I’ve seen good men who’ve lost their wives go on to find a new woman, often as similar as possible to the now-gone wife (whether they realized it or not), and they’ve done it in remarkable time. I can think of very few who weren’t in new, bonded relationships or remarried within two years of the breakup or funeral. It’s like they must get back on solid ground ASAP and a new woman in the role of devotee is critical.
It’s also been explained to me as, “Hey, men must have sex.” Maybe that’s true. I don’t know. I think it’s more than just lonely penises.
But I think it goes back to the healing process and how it differs in men and women. Women seem to heal from the inside out, looking deep within and figuring out their issues and trying not to repeat the same mistakes and just looking at everything so damned hard. It’s a massive clearing out from the inside out, healing at the core and letting the Light ease back out from deep in the pores. A process of gaining perspective and becoming content with one’s self.

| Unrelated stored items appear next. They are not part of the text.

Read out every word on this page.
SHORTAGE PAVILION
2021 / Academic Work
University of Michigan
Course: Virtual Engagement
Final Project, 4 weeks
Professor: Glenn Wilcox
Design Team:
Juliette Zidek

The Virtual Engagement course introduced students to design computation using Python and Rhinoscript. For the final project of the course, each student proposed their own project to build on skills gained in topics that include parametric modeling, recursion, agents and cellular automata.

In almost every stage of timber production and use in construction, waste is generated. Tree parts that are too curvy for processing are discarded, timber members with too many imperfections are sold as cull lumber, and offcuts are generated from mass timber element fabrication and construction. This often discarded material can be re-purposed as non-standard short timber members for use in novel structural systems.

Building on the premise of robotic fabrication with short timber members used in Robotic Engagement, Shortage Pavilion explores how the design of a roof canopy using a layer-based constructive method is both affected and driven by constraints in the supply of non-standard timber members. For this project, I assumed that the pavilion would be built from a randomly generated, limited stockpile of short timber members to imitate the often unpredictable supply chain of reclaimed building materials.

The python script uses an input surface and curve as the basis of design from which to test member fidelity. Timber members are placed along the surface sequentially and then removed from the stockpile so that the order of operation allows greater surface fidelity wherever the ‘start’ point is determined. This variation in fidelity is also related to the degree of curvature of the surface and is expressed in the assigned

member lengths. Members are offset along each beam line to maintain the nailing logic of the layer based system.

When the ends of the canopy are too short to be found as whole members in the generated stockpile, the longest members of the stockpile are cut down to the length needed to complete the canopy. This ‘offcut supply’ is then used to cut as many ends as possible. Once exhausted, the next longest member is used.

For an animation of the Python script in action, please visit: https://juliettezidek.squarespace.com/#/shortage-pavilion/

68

In this particular discussion today, it was pointed out to me that men are often shaken financially and emotionally in a death or divorce and they rebuild financially first. They get their bearings again on their wealth, their image, their social status, their concrete plans for the future. Then they start to settle into the emotional rebuilding.
And some settle into a new marriage as part of that outward building and then more slowly, over a longer period of time, rebuild emotionally.
So women, when starting over, rebuild from inside out. And men rebuild from outside in.
Or maybe it has nothing at all to do with the sexes.